Singulièrement, nous avons relevé les mêmes lacunes, s’agissant de la prestation d’un symbole aussi prestigieux de l’art « progressiste » tunisien, officiant, certes, dans un autre domaine artistique, celui du théâtre.
Là aussi les sources de la création s’étant après, un demi-siècle de bons et loyaux services, vraisemblablement taries, le théâtre du notable Fadhel Jaïbi, n’en est plus un. La fiction participant, peu ou prou, nécessairement à la création théâtrale, ne fait plus partie des contraintes du métier exercé par ce gentilhomme. S’adressant à son public à la manière du prêcheur, le harangueur ne prend même plus la peine d’entourer son propos des artifices propres aux gens du spectacle.
C’est que l’on entre au théâtre de M. Jaïbi comme l’on entre au catéchisme. Le discours des comédiens, à supposer qu’ils en soient encore, est non seulement direct, mais pire encore moralisateur, du même acabit que celui des prêtres.
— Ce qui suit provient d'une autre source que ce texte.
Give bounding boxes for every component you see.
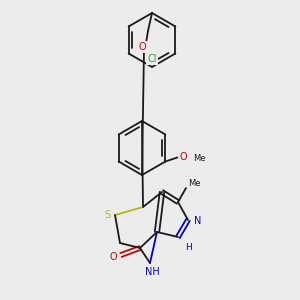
Text: Me: Me bbox=[194, 154, 206, 163]
Text: H: H bbox=[184, 242, 191, 251]
Text: N: N bbox=[194, 216, 202, 226]
Text: O: O bbox=[138, 42, 146, 52]
Text: Me: Me bbox=[188, 178, 200, 188]
Text: O: O bbox=[109, 252, 117, 262]
Text: NH: NH bbox=[145, 267, 159, 277]
Text: Cl: Cl bbox=[147, 54, 157, 64]
Text: O: O bbox=[180, 152, 187, 161]
Text: S: S bbox=[104, 210, 110, 220]
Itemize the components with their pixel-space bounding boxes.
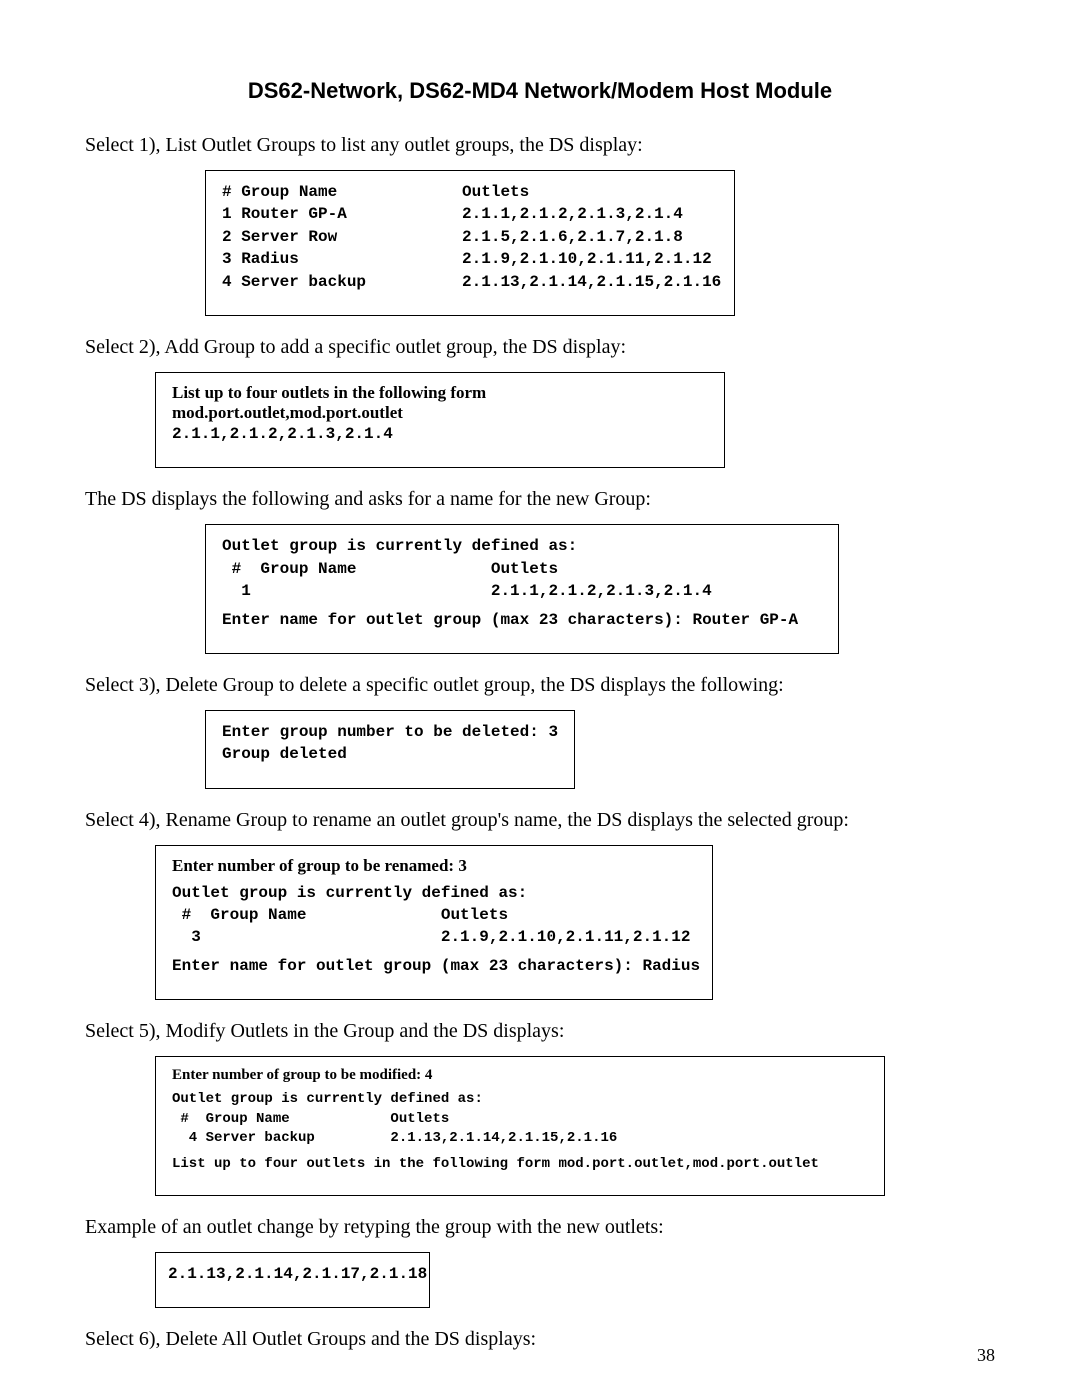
group-defined-label: Outlet group is currently defined as: <box>172 1090 868 1110</box>
group-defined-label: Outlet group is currently defined as: <box>172 882 696 904</box>
para-select-3: Select 3), Delete Group to delete a spec… <box>85 672 995 698</box>
box-list-outlet-groups: # Group Name Outlets 1 Router GP-A 2.1.1… <box>205 170 735 316</box>
instruction-text: List up to four outlets in the following… <box>172 1155 868 1175</box>
enter-name-prompt: Enter name for outlet group (max 23 char… <box>222 609 822 631</box>
para-select-5: Select 5), Modify Outlets in the Group a… <box>85 1018 995 1044</box>
table-row: 3 Radius 2.1.9,2.1.10,2.1.11,2.1.12 <box>222 248 718 270</box>
table-header: # Group Name Outlets <box>222 181 718 203</box>
para-outlet-change-example: Example of an outlet change by retyping … <box>85 1214 995 1240</box>
table-row: 3 2.1.9,2.1.10,2.1.11,2.1.12 <box>172 926 696 948</box>
box-add-group: List up to four outlets in the following… <box>155 372 725 468</box>
table-row: 4 Server backup 2.1.13,2.1.14,2.1.15,2.1… <box>172 1129 868 1149</box>
delete-confirm: Group deleted <box>222 743 558 765</box>
modify-prompt: Enter number of group to be modified: 4 <box>172 1067 868 1084</box>
table-row: 1 Router GP-A 2.1.1,2.1.2,2.1.3,2.1.4 <box>222 203 718 225</box>
page-title: DS62-Network, DS62-MD4 Network/Modem Hos… <box>85 78 995 104</box>
box-delete-group: Enter group number to be deleted: 3 Grou… <box>205 710 575 789</box>
para-group-name-prompt: The DS displays the following and asks f… <box>85 486 995 512</box>
table-row: 1 2.1.1,2.1.2,2.1.3,2.1.4 <box>222 580 822 602</box>
para-select-2: Select 2), Add Group to add a specific o… <box>85 334 995 360</box>
table-row: 2 Server Row 2.1.5,2.1.6,2.1.7,2.1.8 <box>222 226 718 248</box>
box-define-group: Outlet group is currently defined as: # … <box>205 524 839 654</box>
enter-name-prompt: Enter name for outlet group (max 23 char… <box>172 955 696 977</box>
para-select-1: Select 1), List Outlet Groups to list an… <box>85 132 995 158</box>
table-row: 4 Server backup 2.1.13,2.1.14,2.1.15,2.1… <box>222 271 718 293</box>
rename-prompt: Enter number of group to be renamed: 3 <box>172 856 696 876</box>
delete-prompt: Enter group number to be deleted: 3 <box>222 721 558 743</box>
box-outlet-change: 2.1.13,2.1.14,2.1.17,2.1.18 <box>155 1252 430 1308</box>
instruction-text: List up to four outlets in the following… <box>172 383 708 423</box>
table-header: # Group Name Outlets <box>172 904 696 926</box>
para-select-6: Select 6), Delete All Outlet Groups and … <box>85 1326 995 1352</box>
para-select-4: Select 4), Rename Group to rename an out… <box>85 807 995 833</box>
page-number: 38 <box>977 1345 995 1366</box>
box-rename-group: Enter number of group to be renamed: 3 O… <box>155 845 713 1001</box>
outlet-values: 2.1.13,2.1.14,2.1.17,2.1.18 <box>168 1263 417 1285</box>
group-defined-label: Outlet group is currently defined as: <box>222 535 822 557</box>
table-header: # Group Name Outlets <box>172 1110 868 1130</box>
box-modify-outlets: Enter number of group to be modified: 4 … <box>155 1056 885 1195</box>
table-header: # Group Name Outlets <box>222 558 822 580</box>
outlet-values: 2.1.1,2.1.2,2.1.3,2.1.4 <box>172 423 708 445</box>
C’est en cela que le phénomène nous semble être plus que nuisible à l’équilibre de notre société. Alors que l’islamisme politique est en passe d’allier le geste au verbe, les forces dites modernistes et progressistes, sans doute en panne d’inspiration, n’arrivent pas à renouveler leur discours, ni leurs pratiques. De sorte, qu’elles ont tendance à se renfermer sur leur propre crédo… à la manière, fort préjudiciable à la notion de la citoyenneté, des intégristes, sectaires au possible.